What Sebastian was offering was not simply a soy-based product, it was a cultural symbol: a symbol that equates to feminine eating habits. Even those men that were initially attracted to Sebastian’s thicker, juicier, and better cooked patties literally backed off in horror when it was discovered they contained no beef. They would be happy to wait the ten minutes for burgers containing cow, thank you very much.
It would seem that men choose their food based on the sexual politics that lie within the food they eat. Men that long to be deemed “manly” will chose “manly” foods. This has been commented on by many gender theorists including Michael S. Kimmel who tells us that, “[Men’s] efforts to maintain a manly front cover everything we do. What we wear. How we talk. What we eat.” So what is it about beef patties that are so “manly”? Or, what is it about veggie patties that are so “womanly”?
It seems a meat/vegetable binary has become connected to a man/woman binary in the realm of food and that this comparison has become common knowledge on the subconscious level of our society. Without being able to express where I picked up on these rules initially, I can go into any western themed restaurant and divide the menu into “manly foods” and “womanly foods”. As ridiculous as that claim sounds, if one actually stops to consider the notion of a prepared meal’s “gender”, I argue that anyone who has lived within this society long enough could perform the same task with similar results.

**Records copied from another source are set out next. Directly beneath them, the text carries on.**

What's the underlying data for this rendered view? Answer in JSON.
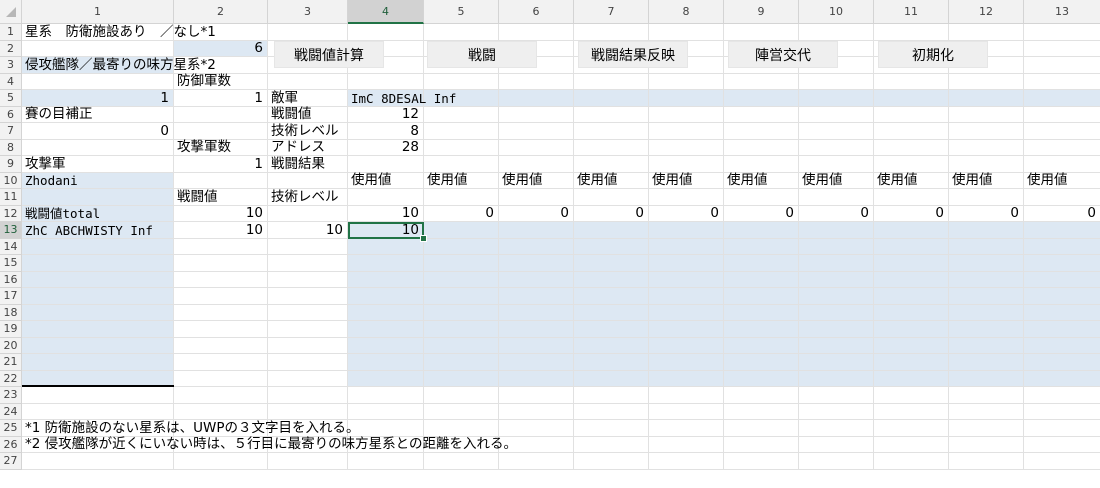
{
  "sheet": {
    "column_headers": [
      "1",
      "2",
      "3",
      "4",
      "5",
      "6",
      "7",
      "8",
      "9",
      "10",
      "11",
      "12",
      "13"
    ],
    "row_headers": [
      "1",
      "2",
      "3",
      "4",
      "5",
      "6",
      "7",
      "8",
      "9",
      "10",
      "11",
      "12",
      "13",
      "14",
      "15",
      "16",
      "17",
      "18",
      "19",
      "20",
      "21",
      "22",
      "23",
      "24",
      "25",
      "26",
      "27"
    ],
    "selected_cell": "4-13",
    "cells": {
      "r1c1": "星系　防衛施設あり　／なし*1",
      "r2c2": "6",
      "r3c1": "侵攻艦隊／最寄りの味方星系*2",
      "r4c2": "防御軍数",
      "r5c1": "1",
      "r5c2": "1",
      "r5c3": "敵軍",
      "r5c4": "ImC 8DESAL Inf",
      "r6c1": "賽の目補正",
      "r6c3": "戦闘値",
      "r6c4": "12",
      "r7c1": "0",
      "r7c3": "技術レベル",
      "r7c4": "8",
      "r8c2": "攻撃軍数",
      "r8c3": "アドレス",
      "r8c4": "28",
      "r9c1": "攻撃軍",
      "r9c2": "1",
      "r9c3": "戦闘結果",
      "r10c1": "Zhodani",
      "r10c4": "使用値",
      "r10c5": "使用値",
      "r10c6": "使用値",
      "r10c7": "使用値",
      "r10c8": "使用値",
      "r10c9": "使用値",
      "r10c10": "使用値",
      "r10c11": "使用値",
      "r10c12": "使用値",
      "r10c13": "使用値",
      "r11c2": "戦闘値",
      "r11c3": "技術レベル",
      "r12c1": "戦闘値total",
      "r12c2": "10",
      "r12c4": "10",
      "r12c5": "0",
      "r12c6": "0",
      "r12c7": "0",
      "r12c8": "0",
      "r12c9": "0",
      "r12c10": "0",
      "r12c11": "0",
      "r12c12": "0",
      "r12c13": "0",
      "r13c1": "ZhC ABCHWISTY Inf",
      "r13c2": "10",
      "r13c3": "10",
      "r13c4": "10",
      "r25c1": "*1 防衛施設のない星系は、UWPの３文字目を入れる。",
      "r26c1": "*2 侵攻艦隊が近くにいない時は、５行目に最寄りの味方星系との距離を入れる。"
    }
  },
  "buttons": {
    "calc": "戦闘値計算",
    "battle": "戦闘",
    "apply": "戦闘結果反映",
    "swap": "陣営交代",
    "init": "初期化"
  },
  "colors": {
    "fill_blue": "#dde8f3",
    "selection_green": "#217346",
    "header_gray": "#f2f2f2"
  }
}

Returning to the barbeque, what Sebastian and I witnessed that day was men being caught in the act of self-policing. For a heterosexual man, to be linked to an effeminizing activity, such as eating a hamburger made from vegetables, is the ultimate shame. “The fear of being seen as a sissy dominates the cultural definitions of manhood,” writes Kimmel.
Perhaps it seems trite to allow the subject to weigh so heavily on my mind. It is, after all, just a hamburger. But when a sense of sexual-self is so tied to the complete aversion to “effeminizing” activities in such a self-conscious way, real issues are never far behind. This is the kind of thinking that has led to the objectification of woman, the demonizing of the queer community, and the effeminizing (or the hyper-masculating) of racial minorities in a desperate attempt to maintain what is perceived as manliness in a Western society.
When all was said and done, Sebastian had been forced to toss veggie burgers into the cold snow. In a botched attempt to be prepared for the consumers that didn’t come, the charred hockey pucks that were once perfectly edible veggie patties were cast aside: discarded symbols of man’s complete refusal of the feminine left to steam in a dirty snow bank.
EDITOR’S NOTE: This is a piece I ran a few months back on my Tumblr site. I’ve learnt that Tumblr isn’t the greatest atmosphere for lengthy posts so I thought I’d re-post this here while I work my way out of exam hell.